Cacing Hati Ditemukan dalam Puluhan Sapi Kurban di Wonogiri

Warga menguliti sapi kurban di halaman Masjid Al Hidayah, Wonokarto, Kecamatan Wonogiri, Wonogiri, Minggu (11/8 - 2019). (Solopos/Rudi Hartono)
12 Agustus 2019 05:30 WIB Rudi Hartono Wonogiri Share :

Solopos.com, WONOGIRI — Hati puluhan ekor sapi dan belasan ekor kambing kurban di Wonogiri, Minggu (11/8/2019), mengandung cacing hati. Bagian hati yang terdapat cacing akhirnya dibuang karena tak layak konsumsi.

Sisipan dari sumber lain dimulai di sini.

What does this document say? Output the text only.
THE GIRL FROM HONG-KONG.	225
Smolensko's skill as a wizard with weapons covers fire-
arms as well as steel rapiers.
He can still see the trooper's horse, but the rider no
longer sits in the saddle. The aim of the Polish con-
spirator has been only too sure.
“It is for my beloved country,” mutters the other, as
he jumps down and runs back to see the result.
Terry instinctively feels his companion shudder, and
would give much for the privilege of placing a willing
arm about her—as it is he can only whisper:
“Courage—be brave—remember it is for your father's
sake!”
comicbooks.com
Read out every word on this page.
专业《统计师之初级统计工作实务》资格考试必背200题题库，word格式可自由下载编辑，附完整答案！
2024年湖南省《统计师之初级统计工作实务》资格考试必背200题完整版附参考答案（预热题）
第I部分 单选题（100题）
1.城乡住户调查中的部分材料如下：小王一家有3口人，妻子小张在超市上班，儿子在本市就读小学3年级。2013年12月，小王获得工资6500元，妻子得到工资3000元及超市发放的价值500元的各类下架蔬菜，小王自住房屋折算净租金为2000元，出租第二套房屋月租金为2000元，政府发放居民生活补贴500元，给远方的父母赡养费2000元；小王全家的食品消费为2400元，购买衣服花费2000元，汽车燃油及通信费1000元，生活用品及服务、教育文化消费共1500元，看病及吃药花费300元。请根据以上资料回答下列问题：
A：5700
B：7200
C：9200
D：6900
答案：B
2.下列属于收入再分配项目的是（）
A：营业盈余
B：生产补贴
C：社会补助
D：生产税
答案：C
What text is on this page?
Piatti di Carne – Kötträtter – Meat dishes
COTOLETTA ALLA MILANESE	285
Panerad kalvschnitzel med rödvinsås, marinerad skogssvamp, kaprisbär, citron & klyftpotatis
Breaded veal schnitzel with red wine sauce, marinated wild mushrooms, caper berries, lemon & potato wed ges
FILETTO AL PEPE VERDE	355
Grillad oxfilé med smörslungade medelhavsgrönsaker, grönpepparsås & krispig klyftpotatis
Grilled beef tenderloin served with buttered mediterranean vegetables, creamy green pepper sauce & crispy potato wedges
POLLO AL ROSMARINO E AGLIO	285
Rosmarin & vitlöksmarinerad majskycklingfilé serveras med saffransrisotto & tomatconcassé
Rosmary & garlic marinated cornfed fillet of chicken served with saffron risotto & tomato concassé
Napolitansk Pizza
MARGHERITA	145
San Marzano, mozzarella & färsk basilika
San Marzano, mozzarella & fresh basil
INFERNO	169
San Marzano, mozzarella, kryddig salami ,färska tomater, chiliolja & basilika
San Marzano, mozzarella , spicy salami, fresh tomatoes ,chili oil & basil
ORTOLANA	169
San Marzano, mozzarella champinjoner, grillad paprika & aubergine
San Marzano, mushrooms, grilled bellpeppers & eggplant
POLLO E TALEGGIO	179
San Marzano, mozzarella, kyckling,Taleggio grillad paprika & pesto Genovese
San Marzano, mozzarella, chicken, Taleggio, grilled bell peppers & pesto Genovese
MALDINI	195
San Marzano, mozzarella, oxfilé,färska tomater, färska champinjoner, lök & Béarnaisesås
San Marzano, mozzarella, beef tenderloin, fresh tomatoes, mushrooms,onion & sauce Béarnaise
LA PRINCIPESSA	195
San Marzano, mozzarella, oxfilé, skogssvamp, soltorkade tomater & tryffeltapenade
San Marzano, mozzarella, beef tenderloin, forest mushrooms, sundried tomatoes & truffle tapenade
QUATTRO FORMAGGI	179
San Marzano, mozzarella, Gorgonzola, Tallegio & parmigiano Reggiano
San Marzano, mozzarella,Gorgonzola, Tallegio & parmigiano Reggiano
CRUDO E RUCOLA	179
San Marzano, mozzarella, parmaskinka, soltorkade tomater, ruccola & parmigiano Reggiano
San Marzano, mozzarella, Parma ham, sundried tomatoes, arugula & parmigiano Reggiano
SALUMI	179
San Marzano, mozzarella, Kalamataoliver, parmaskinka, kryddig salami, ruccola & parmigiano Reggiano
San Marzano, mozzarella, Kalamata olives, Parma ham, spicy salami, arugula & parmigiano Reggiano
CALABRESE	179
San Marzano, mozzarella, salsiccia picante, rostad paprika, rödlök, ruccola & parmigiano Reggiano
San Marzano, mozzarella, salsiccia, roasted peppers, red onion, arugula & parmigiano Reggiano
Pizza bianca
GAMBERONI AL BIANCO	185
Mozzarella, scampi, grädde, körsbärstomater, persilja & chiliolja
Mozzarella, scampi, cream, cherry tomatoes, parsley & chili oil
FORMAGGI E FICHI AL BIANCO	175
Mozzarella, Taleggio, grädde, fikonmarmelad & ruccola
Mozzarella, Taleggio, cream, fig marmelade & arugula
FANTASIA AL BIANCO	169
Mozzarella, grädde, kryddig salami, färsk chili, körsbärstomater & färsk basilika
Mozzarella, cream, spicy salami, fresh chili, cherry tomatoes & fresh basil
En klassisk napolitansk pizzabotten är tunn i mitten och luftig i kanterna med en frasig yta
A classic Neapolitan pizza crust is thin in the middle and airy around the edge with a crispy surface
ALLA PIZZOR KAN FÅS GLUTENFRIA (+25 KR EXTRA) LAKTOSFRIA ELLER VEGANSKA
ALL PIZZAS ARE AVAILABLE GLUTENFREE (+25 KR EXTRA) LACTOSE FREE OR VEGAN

Hal itu diketahui berdasar pemeriksaan tim Dinas Kelautan Perikanan dan Peternakan (Dislapernak) Wonogiri di sejumlah lokasi penyembelihan hewan kurban. Selain memeriksa hati, tim juga menyaksikan proses penyembelihan, perebahan hewan, dan pengemasan daging.

Kepala Dislapernak, Sutardi, kepada Solopos.com, mengatakan hingga Minggu sore baru tim dari 14 kecamatan yang sudah menyampaikan hasil pemeriksaan. Sapi kurban di kecamatan-kecamatan tersebut tercatat sebanyak 862 ekor, kambing (kambing jawa) 3.342 ekor, dan domba (wedus gembel) 56 ekor.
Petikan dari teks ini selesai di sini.